9. Exercise–Feel the Difference

Forget militant exercise. Just get active and feel the difference.

 

10. Honor Your Health–Gentle Nutrition

Make food choices that honor your health and taste buds while making you feel well.



Some well-read foodies might question the difference between intuitive eating and mindful eating. The short answer is that intuitive eating is mindful eating that addresses “the importance of rejecting the dieting mentality, respecting your body (regardless of your weight or shape), coping with emotional eating, and gentle movement and nutrition without judgment.” The 10 principles are also specific to intuitive eating, so while the initial ideas may be similar, intuitive eating simply takes mindful eating one step further.

Now, that sounds well and good, but intuitive eating has also recently been a topic of extensive research and academic scrutiny. One study in particular focused on the effects of intuitive eating versus self-weighing and calorie counting in college students. Self-weighing and calorie counting was shown to result in increased eating disorder severity in comparison to intuitive eating, but “Cultivating [intuitive eating] within health promotion efforts may…lead to favorable eating-related outcomes that may translate to the holistic health of this population.”
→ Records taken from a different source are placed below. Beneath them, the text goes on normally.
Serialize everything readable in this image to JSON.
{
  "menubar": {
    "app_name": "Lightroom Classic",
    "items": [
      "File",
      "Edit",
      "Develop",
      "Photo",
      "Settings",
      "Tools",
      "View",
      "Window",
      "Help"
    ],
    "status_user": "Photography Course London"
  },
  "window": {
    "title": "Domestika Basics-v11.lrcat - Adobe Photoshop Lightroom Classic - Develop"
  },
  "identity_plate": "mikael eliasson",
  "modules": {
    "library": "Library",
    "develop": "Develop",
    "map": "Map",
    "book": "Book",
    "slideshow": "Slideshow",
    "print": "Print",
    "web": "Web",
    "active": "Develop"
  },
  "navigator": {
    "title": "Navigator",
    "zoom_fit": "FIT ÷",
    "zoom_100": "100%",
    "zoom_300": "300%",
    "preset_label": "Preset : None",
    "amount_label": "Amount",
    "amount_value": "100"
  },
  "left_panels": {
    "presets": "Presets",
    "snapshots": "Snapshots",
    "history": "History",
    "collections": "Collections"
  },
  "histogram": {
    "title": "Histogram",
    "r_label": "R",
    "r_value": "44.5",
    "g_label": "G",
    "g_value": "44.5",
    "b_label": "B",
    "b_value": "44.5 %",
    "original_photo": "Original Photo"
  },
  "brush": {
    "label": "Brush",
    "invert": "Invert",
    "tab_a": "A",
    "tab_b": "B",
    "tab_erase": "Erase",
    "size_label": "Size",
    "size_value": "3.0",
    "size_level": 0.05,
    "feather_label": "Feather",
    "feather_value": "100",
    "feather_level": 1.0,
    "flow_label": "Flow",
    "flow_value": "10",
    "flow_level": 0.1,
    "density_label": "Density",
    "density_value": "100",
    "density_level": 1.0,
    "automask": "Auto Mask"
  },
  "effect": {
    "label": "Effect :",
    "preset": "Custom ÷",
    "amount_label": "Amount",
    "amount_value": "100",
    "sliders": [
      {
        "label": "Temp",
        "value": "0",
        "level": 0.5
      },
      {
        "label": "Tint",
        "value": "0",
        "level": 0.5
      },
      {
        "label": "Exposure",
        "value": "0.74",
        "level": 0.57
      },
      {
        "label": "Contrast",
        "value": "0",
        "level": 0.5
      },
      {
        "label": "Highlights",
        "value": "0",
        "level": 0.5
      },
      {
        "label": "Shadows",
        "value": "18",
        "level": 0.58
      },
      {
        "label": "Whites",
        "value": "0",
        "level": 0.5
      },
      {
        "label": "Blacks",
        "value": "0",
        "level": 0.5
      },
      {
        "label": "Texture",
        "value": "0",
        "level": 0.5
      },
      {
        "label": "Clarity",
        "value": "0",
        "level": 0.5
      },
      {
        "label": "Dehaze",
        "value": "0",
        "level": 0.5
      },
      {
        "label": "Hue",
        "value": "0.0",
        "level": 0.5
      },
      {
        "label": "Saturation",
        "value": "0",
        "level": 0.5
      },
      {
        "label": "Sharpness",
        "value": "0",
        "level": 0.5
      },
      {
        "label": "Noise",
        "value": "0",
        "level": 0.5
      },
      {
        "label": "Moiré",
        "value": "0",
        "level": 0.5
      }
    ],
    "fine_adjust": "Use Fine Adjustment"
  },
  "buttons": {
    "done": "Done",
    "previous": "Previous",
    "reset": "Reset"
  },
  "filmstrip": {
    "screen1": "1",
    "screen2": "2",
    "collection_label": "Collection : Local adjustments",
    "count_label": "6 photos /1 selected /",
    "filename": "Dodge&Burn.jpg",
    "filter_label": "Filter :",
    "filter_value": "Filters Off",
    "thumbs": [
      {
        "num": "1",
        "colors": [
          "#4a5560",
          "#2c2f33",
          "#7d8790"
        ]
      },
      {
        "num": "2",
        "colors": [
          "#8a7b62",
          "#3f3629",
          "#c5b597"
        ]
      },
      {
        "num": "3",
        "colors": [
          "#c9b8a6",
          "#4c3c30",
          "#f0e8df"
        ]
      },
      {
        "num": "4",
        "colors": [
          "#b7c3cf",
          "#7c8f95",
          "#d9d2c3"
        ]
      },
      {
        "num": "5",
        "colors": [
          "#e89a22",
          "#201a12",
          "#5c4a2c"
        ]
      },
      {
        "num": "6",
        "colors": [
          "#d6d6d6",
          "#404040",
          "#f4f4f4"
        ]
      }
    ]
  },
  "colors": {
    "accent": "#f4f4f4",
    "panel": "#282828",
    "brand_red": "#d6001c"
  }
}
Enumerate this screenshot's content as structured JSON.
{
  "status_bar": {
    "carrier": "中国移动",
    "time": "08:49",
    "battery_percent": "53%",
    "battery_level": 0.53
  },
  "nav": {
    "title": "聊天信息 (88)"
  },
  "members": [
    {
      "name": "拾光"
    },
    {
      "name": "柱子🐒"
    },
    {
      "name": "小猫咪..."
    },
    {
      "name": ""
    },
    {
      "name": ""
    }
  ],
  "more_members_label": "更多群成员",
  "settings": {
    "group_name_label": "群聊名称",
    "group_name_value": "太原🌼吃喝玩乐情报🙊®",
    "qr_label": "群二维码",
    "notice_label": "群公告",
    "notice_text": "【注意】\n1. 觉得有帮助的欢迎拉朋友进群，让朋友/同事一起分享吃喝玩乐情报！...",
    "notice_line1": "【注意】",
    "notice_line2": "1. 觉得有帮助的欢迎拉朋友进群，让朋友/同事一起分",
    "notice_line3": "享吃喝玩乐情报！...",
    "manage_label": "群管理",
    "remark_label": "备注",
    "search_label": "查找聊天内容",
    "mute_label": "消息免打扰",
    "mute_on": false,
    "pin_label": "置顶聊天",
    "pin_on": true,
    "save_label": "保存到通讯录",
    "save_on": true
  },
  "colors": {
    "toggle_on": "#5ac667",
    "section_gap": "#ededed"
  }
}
This may hit close to home, but we all know that the freshman 15 is real and prone to exceed expectations as the years pass. It is hard to not feel guilty about weight gain, but intuitive eating might be one option to explore if your goal is to feel better about your body instead of trying to change it.

Besides the mind, intuitive eating happens to also be a healthy option for the body. While weight loss is not the goal of intuitive eating, it is sometimes a side effect of increased mindfulness toward your body and the food it consumes. Another study found that those who participated in intuitive eating “maintained weight, improved in all outcome variables, and sustained improvements,” while those who participated in diets initially lost weight, but the “weight was regained and little improvement was sustained.”

While intuitive eating might sound like just another fad, it has managed to beat the odds and stick around for over 20 years. It rejects the mentality of guilt and punishment in favor of self-love and the enjoyment of food, making intuitive eating a possible alternative to strict diets and calorie counting. Intuitive eating might not be for everyone, but it merits investigation and invites a closer look at how we treat ourselves and our food.